The Undervaluation Opportunity: 89.4% Below Fair Value

ZKH’s stock is currently priced at $1.80 per share, while its fair value estimate stands at $17.60, implying an 89.4% upside. This discrepancy is driven by overlooked fundamentals:
- Revenue Growth: A 30% year-over-year increase in Q1 2025, fueled by AI-driven logistics and fintech innovations.
- Margin Expansion: Gross margins improved to 32% in 2024, up from 24% in 2022, signaling operational efficiency.
- Share Buyback: The $50 million repurchase program (announced June 2024) is reducing dilution and boosting EPS.
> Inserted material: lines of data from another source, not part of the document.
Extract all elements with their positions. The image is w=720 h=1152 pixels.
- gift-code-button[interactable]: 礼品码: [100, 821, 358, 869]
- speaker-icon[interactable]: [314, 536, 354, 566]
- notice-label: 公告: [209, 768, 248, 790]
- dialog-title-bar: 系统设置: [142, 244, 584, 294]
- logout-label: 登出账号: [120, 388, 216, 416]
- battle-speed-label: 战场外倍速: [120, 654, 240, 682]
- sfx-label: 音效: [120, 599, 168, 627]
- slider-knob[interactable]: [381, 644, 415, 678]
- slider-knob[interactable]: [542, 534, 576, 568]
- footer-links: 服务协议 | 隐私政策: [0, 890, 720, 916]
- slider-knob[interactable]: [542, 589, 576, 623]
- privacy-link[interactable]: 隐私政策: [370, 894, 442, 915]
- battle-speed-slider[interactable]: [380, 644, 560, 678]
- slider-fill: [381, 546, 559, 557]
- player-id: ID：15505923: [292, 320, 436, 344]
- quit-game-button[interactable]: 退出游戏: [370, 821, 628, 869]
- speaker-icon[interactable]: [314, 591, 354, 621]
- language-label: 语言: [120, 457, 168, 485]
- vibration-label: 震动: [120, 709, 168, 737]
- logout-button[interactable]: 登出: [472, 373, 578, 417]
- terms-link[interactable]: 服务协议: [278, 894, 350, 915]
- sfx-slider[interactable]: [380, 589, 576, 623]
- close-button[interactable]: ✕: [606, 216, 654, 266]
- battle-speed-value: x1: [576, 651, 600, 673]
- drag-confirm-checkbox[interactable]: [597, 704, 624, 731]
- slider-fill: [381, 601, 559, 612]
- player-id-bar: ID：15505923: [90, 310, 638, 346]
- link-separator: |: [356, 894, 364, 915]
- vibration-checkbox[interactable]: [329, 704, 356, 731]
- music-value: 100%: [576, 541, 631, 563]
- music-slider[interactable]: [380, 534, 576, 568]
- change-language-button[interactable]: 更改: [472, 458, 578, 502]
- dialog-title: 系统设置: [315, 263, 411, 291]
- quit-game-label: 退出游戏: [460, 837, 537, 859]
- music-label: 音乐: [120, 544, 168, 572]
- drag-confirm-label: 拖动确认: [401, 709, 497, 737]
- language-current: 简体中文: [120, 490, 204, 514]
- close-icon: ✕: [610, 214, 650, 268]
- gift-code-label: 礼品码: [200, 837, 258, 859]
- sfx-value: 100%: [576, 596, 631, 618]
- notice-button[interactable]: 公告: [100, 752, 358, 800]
Risk Mitigation: Retail Investors and Operational Momentum

Skeptics may argue that PE’s short-term focus could destabilize the stock, but two factors counter this:
1. Retail Ownership: Individual investors hold 26% of shares, providing a stabilizing voting bloc and liquidity.
2. Operational Strength: ZKH’s AI-driven logistics platform, now serving 15 million customers, and its fintech division—processing $5 billion in transactions annually—are growth engines ignored by the market.

Why Act Now?

The 120% earnings growth forecast (per analyst consensus) and $615 million market cap suggest ZKH is a compounder in disguise. With PE and insiders already betting big, the gap between ZKH’s value and its stock price is narrowing—making this a high-conviction buy for growth portfolios.

Final Call: Don’t Miss the Inflection Point

ZKH Group’s alignment of insider incentives, PE capital, and undervalued stock creates a rare asymmetric opportunity. As earnings ramp and the market catches on, the 89.4% upside is too compelling to ignore.

Action Item: Enter a position in ZKH Group (NYSE: ZKH) now—before the catalysts of 2025’s earnings growth and strategic moves trigger a valuation reset. This is a once-in-a-decade asymmetric bet with limited downside and massive upside.

Disclosure: The author holds no position in ZKH Group. Analysis is based on public data as of May 2025.